CTP, kurulduğu günden bu yana Kıbrıs’ta gerçekçi çözümün Birlemiş Milletler parametreleri temelinde, iki toplumlu, iki bölgeli, siyasi eşitliğe dayalı federasyondan geçtiğini savunmuş, bu görüşünü Kıbrıslı Türklerin bir an önce dünyayla ve uluslararası hukukla buluşturulmasının yolu olarak halkla paylaşmıştır. CTP, her dönemde, kapsamlı çözüme giden yolda ve onu motive edecek biçimde, Kıbrıs Türk halkının hak ve çıkarları ekseninde şekillendirilmiş güven yaratıcı önlemlerin destekçisi olmuştur. CTP bunu, hem çözüm öncesinde halkımızın dünyayla buluşturulması ve ekonomik kalkınmasının gerçekleştirilmesi, hem de çözüm sonrasında iki toplum arasında ekonomik ve kurumsal uçurum oluşmasının önlenmesi amacıyla savunmuştur.

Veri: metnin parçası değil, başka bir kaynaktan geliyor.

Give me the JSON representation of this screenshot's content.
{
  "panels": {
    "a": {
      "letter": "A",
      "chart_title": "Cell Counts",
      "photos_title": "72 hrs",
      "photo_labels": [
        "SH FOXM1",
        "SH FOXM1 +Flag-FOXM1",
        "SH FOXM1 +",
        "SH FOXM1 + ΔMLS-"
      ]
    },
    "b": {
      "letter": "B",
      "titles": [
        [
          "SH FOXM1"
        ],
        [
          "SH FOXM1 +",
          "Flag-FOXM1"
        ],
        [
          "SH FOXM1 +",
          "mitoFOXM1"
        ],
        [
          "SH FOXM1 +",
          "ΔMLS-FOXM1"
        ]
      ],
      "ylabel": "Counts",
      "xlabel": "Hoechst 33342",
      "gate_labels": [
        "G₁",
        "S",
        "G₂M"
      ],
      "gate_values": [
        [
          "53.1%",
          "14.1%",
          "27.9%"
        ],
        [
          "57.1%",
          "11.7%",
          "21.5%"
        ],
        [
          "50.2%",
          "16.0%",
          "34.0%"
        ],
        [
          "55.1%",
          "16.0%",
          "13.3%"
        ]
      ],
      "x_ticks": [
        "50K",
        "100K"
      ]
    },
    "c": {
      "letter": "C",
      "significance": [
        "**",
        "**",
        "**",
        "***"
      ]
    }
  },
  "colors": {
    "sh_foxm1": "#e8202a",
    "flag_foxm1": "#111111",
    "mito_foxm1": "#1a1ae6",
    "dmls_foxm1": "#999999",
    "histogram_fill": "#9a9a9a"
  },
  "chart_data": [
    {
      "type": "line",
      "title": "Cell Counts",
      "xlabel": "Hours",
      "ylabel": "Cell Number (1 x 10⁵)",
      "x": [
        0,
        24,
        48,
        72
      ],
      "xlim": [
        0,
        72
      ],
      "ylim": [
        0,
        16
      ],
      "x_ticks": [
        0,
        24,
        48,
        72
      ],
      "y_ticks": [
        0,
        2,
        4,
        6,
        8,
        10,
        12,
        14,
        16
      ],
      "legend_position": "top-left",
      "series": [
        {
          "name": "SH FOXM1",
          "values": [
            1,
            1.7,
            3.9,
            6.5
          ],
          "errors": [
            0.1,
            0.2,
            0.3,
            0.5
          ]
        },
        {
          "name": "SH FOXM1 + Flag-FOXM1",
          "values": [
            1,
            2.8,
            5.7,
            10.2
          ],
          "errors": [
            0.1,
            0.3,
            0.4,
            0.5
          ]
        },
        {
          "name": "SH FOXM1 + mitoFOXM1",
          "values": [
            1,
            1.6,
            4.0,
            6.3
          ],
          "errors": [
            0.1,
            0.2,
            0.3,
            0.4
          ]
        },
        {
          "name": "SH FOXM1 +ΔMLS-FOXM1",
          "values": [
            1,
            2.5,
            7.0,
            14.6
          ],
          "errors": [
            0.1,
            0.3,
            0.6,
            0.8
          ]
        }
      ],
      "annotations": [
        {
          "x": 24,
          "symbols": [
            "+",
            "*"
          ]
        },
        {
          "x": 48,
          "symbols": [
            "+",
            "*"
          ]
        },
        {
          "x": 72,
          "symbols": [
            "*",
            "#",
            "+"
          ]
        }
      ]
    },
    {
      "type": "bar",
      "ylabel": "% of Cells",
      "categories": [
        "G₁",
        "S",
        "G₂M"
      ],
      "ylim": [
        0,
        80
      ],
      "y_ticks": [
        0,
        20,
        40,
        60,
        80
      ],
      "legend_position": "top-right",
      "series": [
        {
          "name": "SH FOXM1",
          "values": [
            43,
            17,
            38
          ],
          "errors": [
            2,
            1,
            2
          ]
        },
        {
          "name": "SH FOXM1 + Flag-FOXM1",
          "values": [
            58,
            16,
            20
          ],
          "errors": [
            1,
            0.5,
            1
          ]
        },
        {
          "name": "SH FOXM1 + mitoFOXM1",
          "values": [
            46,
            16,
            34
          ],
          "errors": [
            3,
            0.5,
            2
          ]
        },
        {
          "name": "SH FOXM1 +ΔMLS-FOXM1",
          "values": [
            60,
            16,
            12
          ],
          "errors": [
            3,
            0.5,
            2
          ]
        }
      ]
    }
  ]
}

CTP barıştan yana bir partidir. Gelmiş, geçmiş, şu anda görevde olan olmayan bütün milletvekilleri ve yönetici kadrolarıyla birlikte, gerek yurtta, gerekse uluslararası alanda, yılmadan, bıkmadan, usanmadan, sorunların silah, çatışma ve savaşla değil, diplomatik yöntemlerle aşılması için mücadele etmiş, bu yöndeki bütün süreçlere katkıda bulunmak için yoğun çaba harcamıştır. Bunun aksinin iddia edilmesine hiçbir şekilde müsaade etmeyecektir.
CTP, ne Kıbrıs Türk halkının herhangi bir kesiminin ne de CTP’lilerin ötekileştirilmesine izin verir. Bu halkı kim bölmeye, kutuplaştırmaya, cepheleştirmeye çalışırsa çalışsın, CTP her zaman bütünleştiricidir.
CTP’nin gündemi daha önce neyse bugün de odur. Halkımızın, tarihinin en ciddi demokratik ve ekonomik fukaralaştırma girişimleriyle karşı karşıya bırakıldığı bu dönemde CTP, bu girişimlere karşı mücadelesini sonuna kadar devam ettirecektir. CTP, barışı savunmaya devam edecektir. CTP, Türkiye Cumhuriyeti ile doğru zeminde iyi ilişkiler kurulması gerektiğini hep savunmuştur, savunmaya devam edecektir. CTP, doğru diplomatik ilişki modelinin buradan Türkiye’ye, Türkiye’den buraya konuşmak değil, görüşler farklı da olsa, karşılıklı konuşmak, yani doğru zeminde iletişim kurmak olduğunu hep savunmuştur, savunmaya devam edecektir. CTP, Kıbrıs Türk halkının Avrupa’nın bir parçası olduğunu hep savunmuştur, savunmaya ve açıkça ortaya koyduğu çözüm iradesinin gereği olan hakların Kıbrıs Türk halkına verilmesi için Avrupa Birliği organları ve Avrupa Konseyi nezdinde mücadeleye ve diplomatik ilişkilere devam edecektir. CTP, Kıbrıs Türk halkını dünyayla buluşturma, Kıbrıs’ta bir an önce iki toplumlu, iki bölgeli, siyasi eşitliğe dayalı kapsamlı çözüme ulaşma mücadelesini hep sürdürmüştür, sürdürmeye devam edecektir.
CTP, bugünden sonra da Meclis’i daha fazla sokağa, sokağı daha fazla Meclis’e taşımaya, zor durumdaki halkımızla kucaklaşmaya ve barış, demokrasi, federasyon, adalet, eşitlik ve kendi ayakları üzerinde durma, kendi kendini yönetme mücadelesine aralıksız devam edecek, kısa bir süre sonra halkımızla paylaşılacak bir program çerçevesinde düzenleyeceği basın toplantısıyla, gerçek gündemi, demokratik ve ekonomik fukaralaştırma girişimlerine karşı verilecek mücadeleyi ve bu ortamdan çıkış planını halkımızla paylaşacaktır. Demokratik ve ekonomik fukaralaşma Kıbrıs Türk halkının kaderi değildir! Umut vardır. Umut Kıbrıs Türk halkında ve onun bağrından çıkmış olan CTP’dedir.